The HIV care continuum encompasses HIV testing, linkage to care upon diagnosis of HIV infection, retention in care, and achievement of viral suppression.[1] The United States (US) national HIV prevention goals highlight the need for improved outcomes along the HIV care continuum and recognize young persons aged 13–24 years as a population at risk.[2,3] Data collected through the US National HIV Surveillance System (NHSS), maintained by the CDC, are used to monitor outcomes along the HIV care continuum; however, analyses specific to persons living with perinatally acquired HIV infection (PHIV) are limited. The most recent analysis describing the care continuum among persons with diagnosed HIV infection in the United States found that 73.4% of persons received any care, 57.2% were retained in care, and 59.8% achieved viral suppression; however, this report did not include data from persons aged <13 years or for the subset of persons with HIV infection attributed to perinatal transmission.[4]

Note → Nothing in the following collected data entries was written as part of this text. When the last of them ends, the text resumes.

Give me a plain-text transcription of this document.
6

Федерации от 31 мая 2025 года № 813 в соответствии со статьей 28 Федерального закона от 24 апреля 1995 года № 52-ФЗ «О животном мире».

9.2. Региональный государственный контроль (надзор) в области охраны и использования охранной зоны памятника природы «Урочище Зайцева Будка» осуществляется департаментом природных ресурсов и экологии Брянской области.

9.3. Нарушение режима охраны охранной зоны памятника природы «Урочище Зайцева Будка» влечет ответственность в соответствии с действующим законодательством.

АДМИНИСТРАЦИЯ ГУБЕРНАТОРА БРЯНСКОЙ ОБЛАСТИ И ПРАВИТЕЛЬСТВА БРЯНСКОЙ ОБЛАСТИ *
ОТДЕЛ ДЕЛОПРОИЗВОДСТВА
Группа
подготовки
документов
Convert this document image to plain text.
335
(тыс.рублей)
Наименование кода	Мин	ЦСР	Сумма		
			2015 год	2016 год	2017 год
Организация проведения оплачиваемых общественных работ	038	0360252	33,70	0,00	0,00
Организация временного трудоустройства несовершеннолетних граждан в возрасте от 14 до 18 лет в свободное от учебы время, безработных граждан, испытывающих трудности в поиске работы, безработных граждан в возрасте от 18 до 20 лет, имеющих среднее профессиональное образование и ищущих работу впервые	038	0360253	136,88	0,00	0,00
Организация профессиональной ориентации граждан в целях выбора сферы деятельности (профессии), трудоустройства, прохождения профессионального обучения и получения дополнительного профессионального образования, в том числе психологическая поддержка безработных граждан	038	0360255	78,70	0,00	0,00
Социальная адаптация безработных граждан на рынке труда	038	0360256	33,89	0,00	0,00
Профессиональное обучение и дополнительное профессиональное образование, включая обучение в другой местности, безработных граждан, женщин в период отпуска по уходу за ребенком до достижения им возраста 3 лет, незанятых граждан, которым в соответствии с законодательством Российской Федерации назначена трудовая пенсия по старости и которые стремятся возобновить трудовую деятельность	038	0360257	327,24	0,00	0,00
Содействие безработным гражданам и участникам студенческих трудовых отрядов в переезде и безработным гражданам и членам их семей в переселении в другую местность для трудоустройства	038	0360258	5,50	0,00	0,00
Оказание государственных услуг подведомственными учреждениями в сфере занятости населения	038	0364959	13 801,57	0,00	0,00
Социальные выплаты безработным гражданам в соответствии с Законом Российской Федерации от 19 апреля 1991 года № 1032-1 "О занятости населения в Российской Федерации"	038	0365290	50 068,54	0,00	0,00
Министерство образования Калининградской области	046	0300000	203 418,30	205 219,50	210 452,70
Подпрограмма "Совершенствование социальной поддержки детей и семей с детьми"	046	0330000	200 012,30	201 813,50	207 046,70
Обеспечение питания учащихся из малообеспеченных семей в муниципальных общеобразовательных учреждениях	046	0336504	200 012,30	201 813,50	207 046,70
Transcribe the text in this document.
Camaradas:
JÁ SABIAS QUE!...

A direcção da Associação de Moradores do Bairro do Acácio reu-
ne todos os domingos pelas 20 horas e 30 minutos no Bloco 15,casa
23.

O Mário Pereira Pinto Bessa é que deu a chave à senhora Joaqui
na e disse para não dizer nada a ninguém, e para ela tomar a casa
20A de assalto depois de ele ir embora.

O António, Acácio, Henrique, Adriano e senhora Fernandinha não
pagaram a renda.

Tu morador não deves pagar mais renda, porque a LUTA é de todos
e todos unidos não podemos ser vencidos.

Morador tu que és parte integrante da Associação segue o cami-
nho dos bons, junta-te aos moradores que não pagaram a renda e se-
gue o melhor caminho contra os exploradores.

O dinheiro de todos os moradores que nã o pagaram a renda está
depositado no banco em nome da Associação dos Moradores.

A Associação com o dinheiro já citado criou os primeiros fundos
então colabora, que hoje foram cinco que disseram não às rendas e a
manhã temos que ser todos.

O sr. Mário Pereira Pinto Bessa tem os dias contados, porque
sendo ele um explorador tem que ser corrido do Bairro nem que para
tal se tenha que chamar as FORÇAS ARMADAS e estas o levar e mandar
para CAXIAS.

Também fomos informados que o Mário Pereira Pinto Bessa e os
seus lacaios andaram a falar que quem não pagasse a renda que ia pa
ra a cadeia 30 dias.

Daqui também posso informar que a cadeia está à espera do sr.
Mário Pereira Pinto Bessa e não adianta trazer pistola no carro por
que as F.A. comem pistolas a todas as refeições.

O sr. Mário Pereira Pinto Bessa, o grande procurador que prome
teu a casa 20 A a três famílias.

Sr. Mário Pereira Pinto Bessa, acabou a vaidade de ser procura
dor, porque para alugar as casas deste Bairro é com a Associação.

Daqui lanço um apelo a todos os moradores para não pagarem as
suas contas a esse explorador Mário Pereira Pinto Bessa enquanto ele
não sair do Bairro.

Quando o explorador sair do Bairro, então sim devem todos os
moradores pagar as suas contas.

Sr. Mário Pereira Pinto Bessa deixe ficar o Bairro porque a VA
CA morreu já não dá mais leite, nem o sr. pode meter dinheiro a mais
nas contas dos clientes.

Advancements in antiretroviral therapy (ART) have dramatically improved the survival of persons living with PHIV.[5–7] Adolescents and young adults living with PHIV are now healthier than earlier birth cohorts, with fewer opportunistic infections and complications of HIV, and better immunologic status.[6,8–12] Despite these successes, a variety of clinical challenges (eg, treatment fatigue and multiple drug resistance)[7,13] and psychosocial challenges (eg, stigma, mental health, substance abuse, lack of health insurance, and transportation)[7,13–15] can contribute to ART adherence issues and threaten sustained viral suppression among youth.

In this analysis, we (1) describe persons living with diagnosed PHIV at year-end 2015 in the United States and 6 dependent areas and (2) analyze receipt of HIV care, retention in HIV care, and viral suppression by selected characteristics among persons with PHIV, diagnosed by year-end 2014 and alive at year-end 2015 from 40 jurisdictions with complete laboratory reporting. To the best of our knowledge, this study represents the first use of national surveillance data to estimate outcomes along the HIV care continuum for persons living with PHIV in the United States.